You draft the Asset Transfer Agreement and the Price Adjustment Clause. We provide the independent valuation that activates those clauses and protects your client from CRA penalties.

*Note: QuantPillar provides the valuation report only. We do not provide legal or tax advice, nor do we file the T2057 form.

The "Delaware Flip" & Section 85

Raising from US VCs? You will likely need to move your Canadian entity under a US parent company (a "Delaware Flip").

The "Phantom Tax" Risk

Exchanging Canadian shares for US shares is a "deemed disposition" (a sale) in the eyes of the CRA. Without a Section 85 election, you could owe capital gains tax immediately on paper gains you haven't realized.
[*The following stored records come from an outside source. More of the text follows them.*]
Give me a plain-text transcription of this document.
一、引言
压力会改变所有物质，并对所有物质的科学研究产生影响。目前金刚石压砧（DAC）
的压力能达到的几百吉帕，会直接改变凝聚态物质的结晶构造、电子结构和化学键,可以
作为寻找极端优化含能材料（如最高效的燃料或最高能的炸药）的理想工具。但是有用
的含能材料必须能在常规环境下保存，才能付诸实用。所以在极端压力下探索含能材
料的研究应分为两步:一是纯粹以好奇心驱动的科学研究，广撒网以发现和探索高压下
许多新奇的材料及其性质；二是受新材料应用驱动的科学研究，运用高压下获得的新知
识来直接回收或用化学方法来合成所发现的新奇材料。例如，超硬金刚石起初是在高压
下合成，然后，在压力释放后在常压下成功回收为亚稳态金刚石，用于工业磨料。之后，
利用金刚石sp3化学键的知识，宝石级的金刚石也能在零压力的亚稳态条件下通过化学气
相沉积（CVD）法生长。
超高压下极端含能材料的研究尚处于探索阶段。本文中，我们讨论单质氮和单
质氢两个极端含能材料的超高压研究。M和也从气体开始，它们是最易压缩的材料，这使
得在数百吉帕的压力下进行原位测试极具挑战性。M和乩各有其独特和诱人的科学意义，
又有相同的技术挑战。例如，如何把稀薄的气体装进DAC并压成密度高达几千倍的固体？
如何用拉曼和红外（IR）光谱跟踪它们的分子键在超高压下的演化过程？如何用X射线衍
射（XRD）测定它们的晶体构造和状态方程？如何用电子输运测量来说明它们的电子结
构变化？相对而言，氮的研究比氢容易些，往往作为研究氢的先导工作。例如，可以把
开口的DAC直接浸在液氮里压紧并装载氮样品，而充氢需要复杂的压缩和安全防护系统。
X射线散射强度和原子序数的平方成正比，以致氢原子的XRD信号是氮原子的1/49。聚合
The QuantPillar Solution: We act as the backend valuation engine for your legal counsel. We provide the specific Section 85 Valuation Report required to execute the rollover tax-free, often delivering it directly to your law firm (Osler, Torys, Fasken, etc.) in under 72 hours.

Transferring to a US Corporation?

If you are simply moving assets (IP, contracts) to a US C-Corp without a full share exchange, Section 85 does not apply directly. Instead, you face:

  • US Section 351: The US equivalent of a tax-deferred rollover.
  • Canadian Departure Tax: If you move assets out of Canada, you trigger a deemed disposition at FMV.

QuantVal™ Advantage: We produce a dual-purpose valuation report that satisfies both CRA (Departure Tax FMV) and IRS (Section 351/409A) requirements simultaneously.

Tips for Form T2057

The T2057 Election Form is the critical document. Here is what you need to know:

  • Deadline: It is due by the tax filing deadline of the transferor (or the corporation) for the year of transfer. Late filing penalties are steep ($100/month up to $8,000).
  • Joint Filing: Both you (Transferor) and the Company (Transferee) must sign.
  • FMV Field: The form asks for the "Fair Market Value" of the property. This is where you reference our Valuation Report.

Need a template? We don't file taxes, but we can recommend partner accounting firms who specialize in T2057 filings for tech startups.

Fair Market Value vs. DCF

Founders often confuse the definition of value with the method of calculating it.

Fair Market Value (The Goal)

Definition: The highest price, expressed in terms of money, that a property would bring in an open and unrestricted market between a willing buyer and a willing seller who are both knowledgeable, informed, and prudent, and who are acting independently of each other.

CRA Requirement

Discounted Cash Flow (The Tool)

Methodology: A specific valuation method (Income Approach) that projects future cash flows and discounts them back to present value. It is one of the primary ways to determine Fair Market Value, especially for pre-revenue or high-growth tech companies where historical data is irrelevant.